Et de sous les tasses à thé, de sous les bols et les cruches, sortirent d’autres petites souris, toujours plus nombreuses, qui sautaient ensuite en bas du buffet, et disparaissaient sous le lambris.
Le tailleur s’assit près du feu en se lamentant :
« Vingt et une boutonnières en soie torsadée couleur cerise ! À terminer pour samedi midi, et nous sommes mardi soir. Est-ce que j’ai bien fait de relâcher ces souris ? C’est certainement Simpkin qui les avait enfermées là. Hélas, je suis perdu, je n’ai plus de soie torsadée ! »

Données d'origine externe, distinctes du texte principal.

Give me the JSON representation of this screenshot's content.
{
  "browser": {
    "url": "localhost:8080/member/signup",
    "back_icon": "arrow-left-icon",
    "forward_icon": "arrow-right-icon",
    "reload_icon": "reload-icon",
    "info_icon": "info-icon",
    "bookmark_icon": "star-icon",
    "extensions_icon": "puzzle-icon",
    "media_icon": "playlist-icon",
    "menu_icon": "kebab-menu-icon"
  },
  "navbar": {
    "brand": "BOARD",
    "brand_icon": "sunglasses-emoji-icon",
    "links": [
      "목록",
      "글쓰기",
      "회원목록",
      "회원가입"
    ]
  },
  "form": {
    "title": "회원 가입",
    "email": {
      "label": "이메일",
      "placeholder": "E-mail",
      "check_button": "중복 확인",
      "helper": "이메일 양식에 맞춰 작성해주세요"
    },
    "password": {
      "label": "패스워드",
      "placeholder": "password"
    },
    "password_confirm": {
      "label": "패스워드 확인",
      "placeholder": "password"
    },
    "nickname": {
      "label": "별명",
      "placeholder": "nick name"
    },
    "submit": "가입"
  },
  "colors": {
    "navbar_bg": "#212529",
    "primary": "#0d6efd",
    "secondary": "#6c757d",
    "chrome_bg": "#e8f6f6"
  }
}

Les petites souris ressortirent, et écoutèrent le tailleur. Elles prirent connaissance du patron de ce merveilleux manteau, et chuchotèrent entre elles au sujet de la doublure en taffetas et sur les petites étoles qui leur étaient réservées.
Puis, d’un seul coup, elles s’enfuirent toutes ensemble par le corridor situé derrière le lambris, en couinant et en s’appelant les unes les autres, tout en courant de maison en maison. Il n’en restait pas une seule dans la cuisine du tailleur, quand Simpkin revint avec la bouteille de lait !
Le petit chat ouvrit la porte, et entra d’un bond, avec un « Miaou !! » furieux, car il détestait la neige. Et il avait de la neige dans les oreilles et à l’arrière du cou ! Il posa le pain et les saucisses sur le buffet, et renifla.
« Simpkin, demanda le tailleur, où est ma SOIE torsadée ? »
Mais Simpkin se contenta de poser la cruche sur le buffet, en jetant un coup d’œil méfiant sur les tasses à thé. Il soupçonnait qu’il allait devoir se passer de souris grasses pour le dîner !
« Simpkin, demanda le tailleur, où est ma SOIE torsadée ? »
Celui-ci ne répondit rien, et cacha discrètement son paquet à l’intérieur de la théière. Puis il se mit à cracher et grogner en direction du tailleur. Si le chat avait pu parler, il aurait demandé :
« Et où sont mes SOURIS ?
— Hélas, je suis perdu ! » gémit le tailleur de Gloucester, et il alla se coucher tristement.
Toute la nuit, Simpkin fouilla consciencieusement la cuisine, inspectant l’intérieur des armoires, regardant sous le lambris, et même dans la théière, où il venait de cacher l’écheveau de soie, mais il ne trouva pas la moindre souris !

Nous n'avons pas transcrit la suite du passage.